消えた巨星「トランス・ワールド航空」 96年墜落事故と自由化の波に呑まれた栄光の終焉を振り返る
名門航空の栄枯盛衰
米国は世界最大級の航空市場を持っている。現在でも、デルタ航空、アメリカン航空、ユナイテッド航空の3強が中心となり、サウスウエスト航空、アラスカ航空、ジェットブルーなどがしのぎを削っている。しかし、かつてはさらに多くの航空会社が存在し、競い合っていた歴史がある。 【画像】「びっくりぽん!」 これが35年前の「羽田空港」です! 画像を見る(18枚) 消え去った航空会社のなかで、米国の航空史を語る際に欠かせないのが 「トランス・ワールド航空(TWA)」 である。この航空会社は、大富豪であり飛行家でもあるハワード・ヒューズの情熱のもと、ターボプロップ機が主体の時代に航空業界をリードしていた。1970年代まで北米大陸や大西洋路線を中心に運行し、米国屈指の名門航空会社として君臨していた。 しかし、1978年に始まった航空自由化の影響で一気に衰退する。大事故にも見舞われ、最終的にはアメリカン航空に買収されて消滅する運命をたどった。ということで、今回はTWAの栄光と消滅への軌跡をたどってみよう。
米国横断路線の新たな時代
TWAは、1925年にウエスタン・エアー・エキスプレスとして設立された。
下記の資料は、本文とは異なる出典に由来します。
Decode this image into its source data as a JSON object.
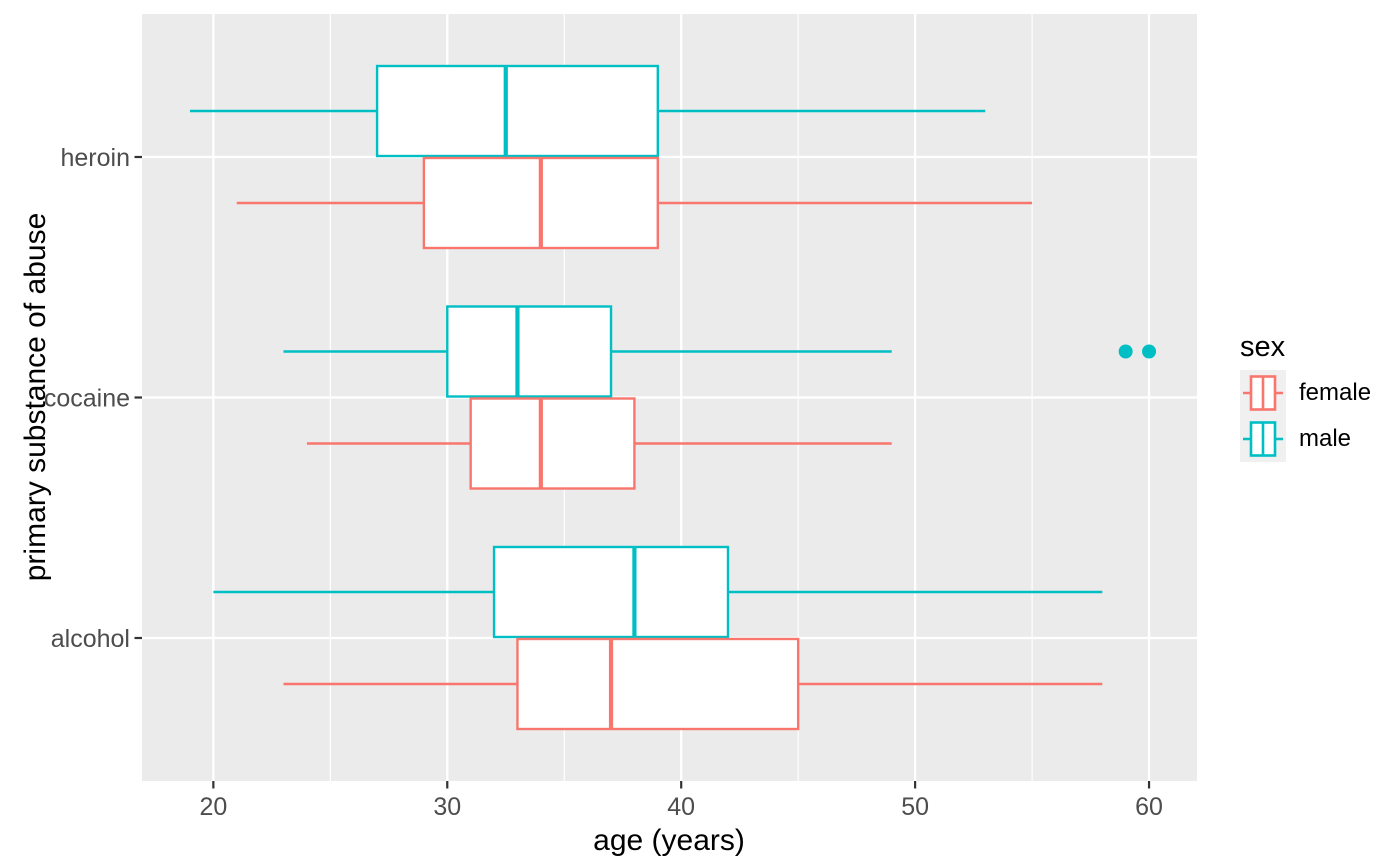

5年後の1930年には、当時の大手航空会社と合併し、トランスコンチネンタル・アンド・ウエスタン・エアーという名前になった。そして、ニューヨーク~セントルイス~ロサンゼルス線の運行を開始した。 全米に展開し攻勢をかけていた矢先の1939年、TWAは当時の大富豪であり著名な飛行家でもあるハワード・ヒューズに買収された。彼は、世界最大の飛行艇であるスプルース・グースを製造したことで知られており、彼の情熱のもとで航空会社は発展していった。 1939年からはレシプロ旅客機であるロッキード・コンステレーションの開発プロジェクトにも参画。第2次世界大戦を乗り越え、1945年に就航した同機は、米国横断を無着陸で可能にするなど、当時としては異例の性能を誇った。 TWAは、1946年にニューヨーク~ロサンゼルス間の大陸横断路線にロッキード・コンステレーションを投入した。同年には、ニューヨーク~パリへの大西洋路線にも同じ機材を使い、国内線と大西洋路線を中心に大きなシェアを持つ航空会社として発展していった。